As things stand now, everything seems to be breaking Bloomberg’s way. He needs Sanders to look as unstoppable as possible. He needs Biden to look hopeless. He doesn’t want Warren coming after him with both barrels blazing. And, if he is going to have to beat off some moderates, let it be ones with no support in the black community, little organization, and (in Klobuchar’s case) no money.

If you’re a progressive who doesn’t believe Sanders can unite the party or a Obama Democrat who wants the left-most candidate who can win, the New Hampshire results were about as bad as could be drawn up.

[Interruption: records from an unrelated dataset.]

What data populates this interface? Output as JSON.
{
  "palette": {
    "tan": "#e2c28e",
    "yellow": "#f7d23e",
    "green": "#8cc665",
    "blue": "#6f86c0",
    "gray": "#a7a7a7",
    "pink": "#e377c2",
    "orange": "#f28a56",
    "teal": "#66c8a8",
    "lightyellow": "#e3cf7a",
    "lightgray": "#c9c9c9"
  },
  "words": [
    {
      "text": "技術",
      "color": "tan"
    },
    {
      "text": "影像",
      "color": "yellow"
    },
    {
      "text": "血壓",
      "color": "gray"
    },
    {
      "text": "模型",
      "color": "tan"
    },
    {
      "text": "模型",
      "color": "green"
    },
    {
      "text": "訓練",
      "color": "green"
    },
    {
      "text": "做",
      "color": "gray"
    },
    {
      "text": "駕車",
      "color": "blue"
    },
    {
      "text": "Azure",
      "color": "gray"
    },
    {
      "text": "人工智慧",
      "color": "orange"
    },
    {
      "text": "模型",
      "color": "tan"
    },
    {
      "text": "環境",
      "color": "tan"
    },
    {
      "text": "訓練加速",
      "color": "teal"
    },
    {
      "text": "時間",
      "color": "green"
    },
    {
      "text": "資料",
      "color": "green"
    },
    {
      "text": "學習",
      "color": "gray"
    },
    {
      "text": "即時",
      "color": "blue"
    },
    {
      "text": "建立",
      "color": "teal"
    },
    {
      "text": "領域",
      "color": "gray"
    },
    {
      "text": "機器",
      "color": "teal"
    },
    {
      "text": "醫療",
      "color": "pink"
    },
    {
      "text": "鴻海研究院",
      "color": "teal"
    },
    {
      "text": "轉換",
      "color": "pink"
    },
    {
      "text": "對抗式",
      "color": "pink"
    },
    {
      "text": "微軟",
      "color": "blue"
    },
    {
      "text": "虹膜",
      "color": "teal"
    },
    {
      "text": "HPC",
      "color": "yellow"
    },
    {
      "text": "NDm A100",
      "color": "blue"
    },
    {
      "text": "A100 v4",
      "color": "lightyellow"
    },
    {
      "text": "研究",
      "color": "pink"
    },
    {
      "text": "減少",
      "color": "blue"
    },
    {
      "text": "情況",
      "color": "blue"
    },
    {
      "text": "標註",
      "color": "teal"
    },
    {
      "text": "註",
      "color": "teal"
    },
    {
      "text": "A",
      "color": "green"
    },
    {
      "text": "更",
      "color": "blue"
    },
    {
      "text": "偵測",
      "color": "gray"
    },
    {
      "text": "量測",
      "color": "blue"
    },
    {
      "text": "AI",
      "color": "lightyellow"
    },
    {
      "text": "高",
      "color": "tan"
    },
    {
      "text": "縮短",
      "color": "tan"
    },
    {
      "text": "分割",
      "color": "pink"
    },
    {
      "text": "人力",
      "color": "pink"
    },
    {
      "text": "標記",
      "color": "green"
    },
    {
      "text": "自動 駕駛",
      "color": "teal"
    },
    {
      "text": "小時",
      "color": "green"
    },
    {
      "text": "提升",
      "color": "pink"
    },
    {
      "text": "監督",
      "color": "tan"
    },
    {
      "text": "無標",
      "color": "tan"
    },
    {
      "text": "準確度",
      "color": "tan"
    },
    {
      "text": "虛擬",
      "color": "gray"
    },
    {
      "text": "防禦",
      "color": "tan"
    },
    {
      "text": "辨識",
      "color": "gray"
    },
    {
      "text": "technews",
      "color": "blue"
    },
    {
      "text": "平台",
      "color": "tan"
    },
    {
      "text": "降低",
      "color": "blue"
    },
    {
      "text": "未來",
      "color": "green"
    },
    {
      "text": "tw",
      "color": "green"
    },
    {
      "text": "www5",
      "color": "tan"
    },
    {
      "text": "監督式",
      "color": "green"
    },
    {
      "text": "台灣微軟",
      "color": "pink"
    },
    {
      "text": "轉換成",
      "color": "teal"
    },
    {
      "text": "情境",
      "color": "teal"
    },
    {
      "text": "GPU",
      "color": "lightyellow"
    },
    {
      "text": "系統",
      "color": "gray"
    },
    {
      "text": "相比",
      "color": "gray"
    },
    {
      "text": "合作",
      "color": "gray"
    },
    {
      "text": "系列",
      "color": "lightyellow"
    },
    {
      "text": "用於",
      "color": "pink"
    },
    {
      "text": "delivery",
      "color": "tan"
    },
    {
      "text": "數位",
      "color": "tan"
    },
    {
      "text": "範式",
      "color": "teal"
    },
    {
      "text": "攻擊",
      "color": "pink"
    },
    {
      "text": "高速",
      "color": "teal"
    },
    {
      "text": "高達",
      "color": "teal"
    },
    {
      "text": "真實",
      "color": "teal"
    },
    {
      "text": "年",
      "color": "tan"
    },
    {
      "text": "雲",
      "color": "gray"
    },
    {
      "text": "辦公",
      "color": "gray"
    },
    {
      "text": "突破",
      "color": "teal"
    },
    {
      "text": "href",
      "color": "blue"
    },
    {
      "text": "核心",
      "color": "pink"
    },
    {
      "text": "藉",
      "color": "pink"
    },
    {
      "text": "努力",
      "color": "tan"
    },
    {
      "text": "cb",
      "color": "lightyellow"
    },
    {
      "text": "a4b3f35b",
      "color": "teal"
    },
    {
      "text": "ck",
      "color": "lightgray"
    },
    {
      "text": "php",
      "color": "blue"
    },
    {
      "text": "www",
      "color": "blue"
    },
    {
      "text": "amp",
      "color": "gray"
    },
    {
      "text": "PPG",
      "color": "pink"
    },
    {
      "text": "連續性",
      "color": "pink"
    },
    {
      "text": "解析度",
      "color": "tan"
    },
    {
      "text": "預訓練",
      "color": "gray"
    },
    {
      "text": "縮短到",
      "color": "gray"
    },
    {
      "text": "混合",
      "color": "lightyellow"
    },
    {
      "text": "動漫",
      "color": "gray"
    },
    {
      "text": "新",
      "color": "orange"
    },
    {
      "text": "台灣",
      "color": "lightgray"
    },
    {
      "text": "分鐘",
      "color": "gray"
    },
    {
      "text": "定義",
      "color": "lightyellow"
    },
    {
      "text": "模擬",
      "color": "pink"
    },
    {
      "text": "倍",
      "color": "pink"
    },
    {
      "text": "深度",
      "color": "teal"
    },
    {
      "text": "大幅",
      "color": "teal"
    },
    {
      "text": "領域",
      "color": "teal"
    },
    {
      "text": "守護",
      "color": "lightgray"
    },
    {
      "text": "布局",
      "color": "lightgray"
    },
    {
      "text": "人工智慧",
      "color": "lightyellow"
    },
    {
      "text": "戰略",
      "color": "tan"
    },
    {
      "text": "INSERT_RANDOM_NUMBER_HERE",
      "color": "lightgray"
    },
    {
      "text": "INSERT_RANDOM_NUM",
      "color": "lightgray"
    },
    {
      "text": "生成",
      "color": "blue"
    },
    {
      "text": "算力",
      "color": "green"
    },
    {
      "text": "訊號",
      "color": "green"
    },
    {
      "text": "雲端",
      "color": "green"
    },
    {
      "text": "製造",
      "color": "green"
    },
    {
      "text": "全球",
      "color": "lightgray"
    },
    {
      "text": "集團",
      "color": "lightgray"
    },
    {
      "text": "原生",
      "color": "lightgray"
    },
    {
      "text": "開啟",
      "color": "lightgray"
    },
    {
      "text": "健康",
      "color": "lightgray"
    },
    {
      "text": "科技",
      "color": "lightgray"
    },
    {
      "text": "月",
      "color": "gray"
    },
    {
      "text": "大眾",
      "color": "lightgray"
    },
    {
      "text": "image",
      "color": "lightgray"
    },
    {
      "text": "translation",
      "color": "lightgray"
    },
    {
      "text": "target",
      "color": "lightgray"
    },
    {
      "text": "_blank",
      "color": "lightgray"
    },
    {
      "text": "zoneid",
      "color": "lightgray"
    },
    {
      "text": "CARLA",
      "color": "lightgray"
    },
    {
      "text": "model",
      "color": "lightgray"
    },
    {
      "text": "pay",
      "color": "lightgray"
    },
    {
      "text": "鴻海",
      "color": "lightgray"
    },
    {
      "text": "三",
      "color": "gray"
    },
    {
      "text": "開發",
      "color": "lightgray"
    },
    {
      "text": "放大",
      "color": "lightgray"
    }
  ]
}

As things look now, your choice is Sanders or a former Republican billionaire, a McKinsey consultant financed by Silicon Valley libertarians and monopolists, or a very centrist senator from Minnesota.

This group may or may not be able to beat Trump, but it’s not an appealing menu.

I’ll go over the numbers from New Hampshire when they are complete, but what I’ve seen so far confirms my concern about the shape of Sanders’ support. He performed poorly in the affluent suburbs where the Democrats have built their congressional majority over the last four years. Warren also performed very badly there, which is attributable to her running as a Sanderite. In Bernie’s favor, turnout appears to have been strong and he did well in the urban areas, even if these are not typical urban areas. I want to get a feel for his performance in the Obama-Trump areas of the state, because he’ll need to perform in those areas to be viable against Trump. If he’s really all that’s remaining to choose from on the left, we’ll need to know if he’s actually got a shot to win the general. And we should not lose sight of the fact that 74 percent of Democratic primary voters in New Hampshire chose someone other than Sanders. Winning gives people confidence, but that confidence can be misplaced. The real story, if it can be discerned at all, is hiding in the precinct results.

Finally, Sanders clearly won in New Hampshire because he got the most votes. However, the projections are that he and Buttigieg will actually be awarded 9 delegates each, so on the thing that actually ought to matter, it was a tie.  This is why I said going in that I would pay less attention to the winner than the order in which the candidates finished. Biden got the booby prize, coming in fifth with just 8 percent of the vote, but Warren did so poorly at 9 percent that she really can’t spin the result as helping her in any way. I said Buttigieg really needed to win but could possibly weather a second place finish. Well, he tied in delegates, so he accomplished the minimum standard I set for him. And I said Klobuchar would be treated like a champion if she came in third, and that’s proving to be correct.

As for Sanders, I said he wanted a win but wouldn’t be all that impacted if he lost. He got his victory, and while the win exposed some weaknesses, I think every other candidate would gladly trade places with him right now. Strangely, he’s simultaneously in the exact same position he was in four years ago and in a much stronger position.